The current UK Prime Minister, Keir Starmer, is now facing an imminent threat of resignation after a revolt among several Labour Party MPs following a thumping defeat in the recent local elections.
Allies of Keir Starmer expect him to set out a timetable for his departure as UK prime minister imminently and open the door for rival Andy Burnham to replace him. In addition, an official statement from Starmer ceding power may come as soon as Monday, 22 June 2026.
The British pound has extended its losses by 0.2% against the US dollar in today’s Asian session, trading at an intraday level of 1.3205 per USD at the time of writing, following last week’s steep 1.3% loss against the greenback.
Now, let’s focus on the medium-term technical chart of the GBP/USD.

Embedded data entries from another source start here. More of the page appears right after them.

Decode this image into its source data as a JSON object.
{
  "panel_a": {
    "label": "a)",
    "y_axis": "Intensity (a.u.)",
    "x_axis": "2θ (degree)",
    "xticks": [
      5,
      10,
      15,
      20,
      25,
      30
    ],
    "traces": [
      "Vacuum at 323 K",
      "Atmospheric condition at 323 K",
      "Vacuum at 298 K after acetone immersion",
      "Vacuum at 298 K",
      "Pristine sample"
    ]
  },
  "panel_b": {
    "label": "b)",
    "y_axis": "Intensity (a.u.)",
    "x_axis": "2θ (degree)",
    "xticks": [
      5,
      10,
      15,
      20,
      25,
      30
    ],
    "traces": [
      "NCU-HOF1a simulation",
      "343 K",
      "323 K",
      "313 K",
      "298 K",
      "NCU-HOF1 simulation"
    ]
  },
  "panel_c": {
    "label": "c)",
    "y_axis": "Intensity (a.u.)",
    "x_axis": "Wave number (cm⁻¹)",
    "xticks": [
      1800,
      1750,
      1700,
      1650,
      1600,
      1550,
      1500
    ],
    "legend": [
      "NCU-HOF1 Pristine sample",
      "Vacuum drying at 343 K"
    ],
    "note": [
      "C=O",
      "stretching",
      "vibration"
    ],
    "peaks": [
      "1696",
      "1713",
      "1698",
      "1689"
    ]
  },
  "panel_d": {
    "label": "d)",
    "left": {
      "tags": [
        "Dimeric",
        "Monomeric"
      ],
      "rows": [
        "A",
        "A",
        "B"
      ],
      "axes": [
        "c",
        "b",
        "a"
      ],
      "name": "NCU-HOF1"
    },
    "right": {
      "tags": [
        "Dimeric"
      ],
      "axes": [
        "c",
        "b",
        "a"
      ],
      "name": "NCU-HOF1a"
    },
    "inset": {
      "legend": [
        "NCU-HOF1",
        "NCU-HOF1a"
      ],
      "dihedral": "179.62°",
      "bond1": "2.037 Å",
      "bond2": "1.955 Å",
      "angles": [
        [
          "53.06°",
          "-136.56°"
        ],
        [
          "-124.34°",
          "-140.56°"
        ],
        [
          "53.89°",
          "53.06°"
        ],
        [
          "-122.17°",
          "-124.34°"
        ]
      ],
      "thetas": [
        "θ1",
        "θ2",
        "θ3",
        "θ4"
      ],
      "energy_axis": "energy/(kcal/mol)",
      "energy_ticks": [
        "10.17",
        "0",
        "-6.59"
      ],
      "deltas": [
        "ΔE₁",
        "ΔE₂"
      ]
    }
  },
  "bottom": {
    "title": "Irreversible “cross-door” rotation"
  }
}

Looking vulnerable for a potential major bearish breakdown below 1.3160
Fig. 1: GBP/USD medium-term trend as of 22 Jun 2026 (Source: TradingView). The information presented is historical information, and past performance is not indicative of future performance.
Last week’s weakness has led GBP/USD to plummet to a 3-month low and retest the long-term secular ascending channel support at 1.3160, in place since the 26 September 2022 low (an intraday low of 1.3163 was printed on 19 June 2026) (see Fig. 1).
The 4-hour RSI momentum indicator has continued to show bearish momentum after a bearish reaction at its pullback resistance at the 36 level. Also, GBP/USD continues to trade below the key 200-day moving average and oscillate within a medium-term descending channel since the 11 May 2026 high of 1.3654.
Watch the 1.3325 key medium-term pivotal resistance, and a break below 1.3160 may reinforce a potential medium-term downtrend phase to expose the next medium-term supports at 1.3100 and 1.3044/3010 (also a Fibonacci extension).
On the other hand, a clearance and a daily close above 1.3325 invalidate the bearish tone, opening scope for the next medium-term resistances at 1.3385 (also close to the 20-day and 200-day moving averages) and 1.3460 (also the 50-day moving average).
This article and its contents are intended for educational purposes only and should not be considered trading advice.